Parents frustrated, children disappointed as TDSB delays start of virtual school for some

Toronto parents say it’s “just insane” that thousands of children have been without teachers this week when virtual elementary classes were set to begin.

Angela Matich, a Toronto mother, said her two children were both without teachers on Tuesday and both were disappointed. One is in Grade 3, while the other is in Grade 6. She said she herself is frustrated with the delay.

Every day this week, she said it’ll be a question of finding out: “Did we win the teacher lottery?”

Matich estimated that up to 30,000 children did not have teachers assigned to them as of Tuesday. She said it’s as though more than 40 per cent of children showed up on the first day of school and were told:  “We don’t have a teacher for you. Go home.” 

“That’s just insane to me. I can’t understand how we’ve gotten to this point.”

On Monday, the Toronto District School Board said 60,000 elementary school students had signed up for online classes as COVID-19 cases continue to climb and it had planned for all of them to begin studies on Tuesday.

But the board said it wasn’t able to assign staff to all classes, which means some students have had to wait to begin online school until there is a teacher in place. 

On Monday, the board said it had to hire about 500 elementary teachers to accommodate the number of students registered for online learning.

Ryan Bird, spokesperson for the TDSB, said on Tuesday the board has hired about 300 teachers, and still needs to hire about 100 to 150 more. But he said the board hopes to have the majority of them secured by Wednesday. 

WATCH| CBC’s Ali Chiasson talks to parents about the delay in online classes for some students:

The Toronto District School Board says it’s been a struggle to keep up with growing demand for online learning. The board says it still needs to hire about 150 more teachers to get Virtual School for elementary students up and running for all. 2:39

Parents were not impressed that the board waited until the very last minute to tell parents that virtual school would not be and running for all.

Matich said parents took time off work on Tuesday to be there on what they believed would be the first day.

“Kids were crying this morning,” she said.

She said she hopes the children will have teachers by later this week or next week. In the meantime, there has been anxiety, stress and confusion. It has affected the mental health of parents, she added.

Online learning challenging since March, parent says

Matich said online learning has been challenging since the pandemic hit in March and online learning began.

“From the get go, on March 13, it’s been nothing but confusion, lack of communication and frustration for most TDSB parents and I would assume also TDSB staff,” she said.

“Resoundingly, what you will hear from TDSB parents is that there’s a complete lack of timely, relevant and concise information. Parents have to really dig.”

Adrienne Mitchell, another parent, agreed.

“We didn’t tell our JK student Blair that she could potentially have school this morning. It wasn’t worth getting her hopes up again,” Mitchell said.

“She’s been looking forward to school for quite a while. She’s been fairly upset seeing kids go off to school in her neighbourhood and her not being able to participate.”

The Toronto District School Board says it hired about 300 teachers on Monday, but still needs to bring in about 100 to 150 more. The board hopes to have the majority of them secured by Wednesday. (Frank Gunn/The Canadian Press)

In a message on its website on Monday, the board said students not assigned teachers would begin the school year with independent learning.

The board said it is implementing what it calls a “rolling start” to virtual school.
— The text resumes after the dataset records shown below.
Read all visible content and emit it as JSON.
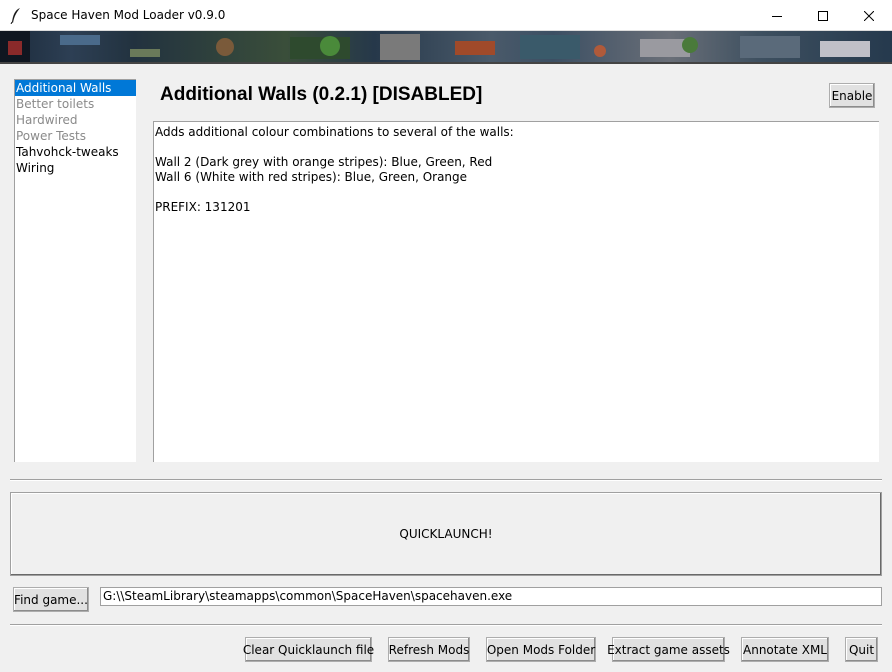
{
  "window": {
    "title": "Space Haven Mod Loader v0.9.0",
    "controls": [
      "minimize-icon",
      "maximize-icon",
      "close-icon"
    ]
  },
  "mods": [
    {
      "name": "Additional Walls",
      "state": "selected"
    },
    {
      "name": "Better toilets",
      "state": "disabled"
    },
    {
      "name": "Hardwired",
      "state": "disabled"
    },
    {
      "name": "Power Tests",
      "state": "disabled"
    },
    {
      "name": "Tahvohck-tweaks",
      "state": "enabled"
    },
    {
      "name": "Wiring",
      "state": "enabled"
    }
  ],
  "detail": {
    "title": "Additional Walls (0.2.1) [DISABLED]",
    "enable_label": "Enable",
    "description_lines": [
      "Adds additional colour combinations to several of the walls:",
      "",
      "Wall 2 (Dark grey with orange stripes): Blue, Green, Red",
      "Wall 6 (White with red stripes): Blue, Green, Orange",
      "",
      "PREFIX: 131201"
    ]
  },
  "quicklaunch_label": "QUICKLAUNCH!",
  "game_path": {
    "find_label": "Find game...",
    "value": "G:\\\\SteamLibrary\\steamapps\\common\\SpaceHaven\\spacehaven.exe"
  },
  "actions": {
    "clear_quicklaunch": "Clear Quicklaunch file",
    "refresh_mods": "Refresh Mods",
    "open_mods_folder": "Open Mods Folder",
    "extract_assets": "Extract game assets",
    "annotate_xml": "Annotate XML",
    "quit": "Quit"
  },
  "colors": {
    "selection": "#0078d7",
    "disabled_text": "#8a8a8a"
  }
}
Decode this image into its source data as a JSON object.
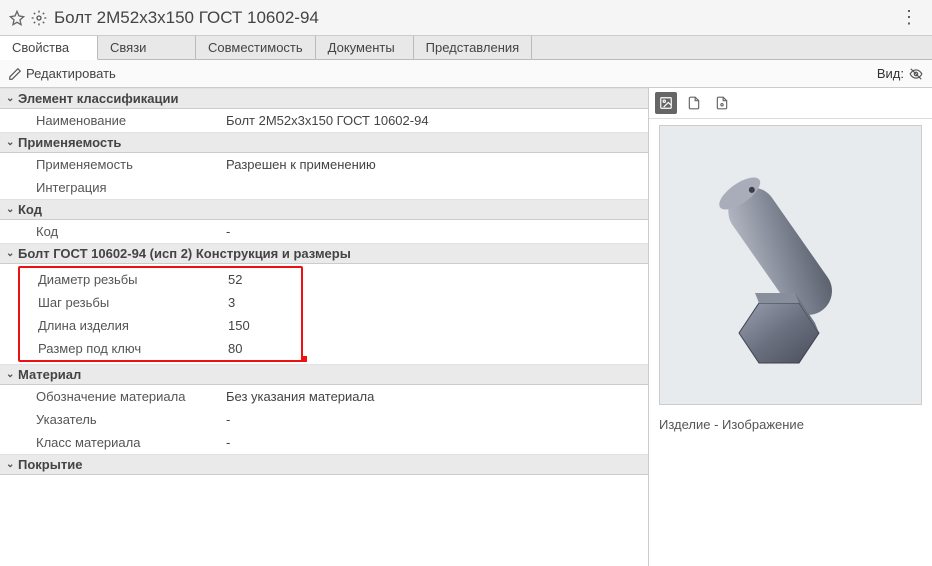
{
  "title": "Болт 2М52х3х150 ГОСТ 10602-94",
  "tabs": {
    "properties": "Свойства",
    "relations": "Связи",
    "compatibility": "Совместимость",
    "documents": "Документы",
    "views": "Представления"
  },
  "toolbar": {
    "edit": "Редактировать",
    "view_label": "Вид:"
  },
  "sections": {
    "classification": {
      "title": "Элемент классификации",
      "name_label": "Наименование",
      "name_value": "Болт 2М52х3х150 ГОСТ 10602-94"
    },
    "applicability": {
      "title": "Применяемость",
      "label": "Применяемость",
      "value": "Разрешен к применению",
      "integration": "Интеграция"
    },
    "code": {
      "title": "Код",
      "label": "Код",
      "value": "-"
    },
    "dimensions": {
      "title": "Болт ГОСТ 10602-94 (исп 2) Конструкция и размеры",
      "thread_dia_label": "Диаметр резьбы",
      "thread_dia_value": "52",
      "pitch_label": "Шаг резьбы",
      "pitch_value": "3",
      "length_label": "Длина изделия",
      "length_value": "150",
      "wrench_label": "Размер под ключ",
      "wrench_value": "80"
    },
    "material": {
      "title": "Материал",
      "designation_label": "Обозначение материала",
      "designation_value": "Без указания материала",
      "indicator_label": "Указатель",
      "indicator_value": "-",
      "class_label": "Класс материала",
      "class_value": "-"
    },
    "coating": {
      "title": "Покрытие"
    }
  },
  "preview": {
    "caption": "Изделие  -  Изображение"
  }
}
“We know that this will be a disappointment for some and is not how we had hoped to begin the school year. Please let me assure you that efforts to hire more teachers have been ongoing and staff have been working around the clock and through the weekend to keep things moving forward,” the message said.

Board turning to supply teachers to fill the gaps

To fill the gaps, the board said it has “predominantly” pulled from its roster of occasional teachers, who have already been vetted, according to Bird.

That list should be enough to meet its staffing needs, but if it isn’t, the board could urge other teachers to apply to join the pool, he said.

“It is a challenge because we’ve taken a staffing process that typically takes months to complete and organize … and we’ve really condensed that to two to three weeks,” he said.

“Given the reality that we’re facing right now and the changing information over the summer, we could not begin that as early as we had hoped, so the timelines have been quite tight, and then over the weekend it became abundantly clear that the numbers just weren’t adding up.”

The newly hired teachers can’t immediately start their classes since they need to be trained to use the board’s online learning platform, among other things, he said.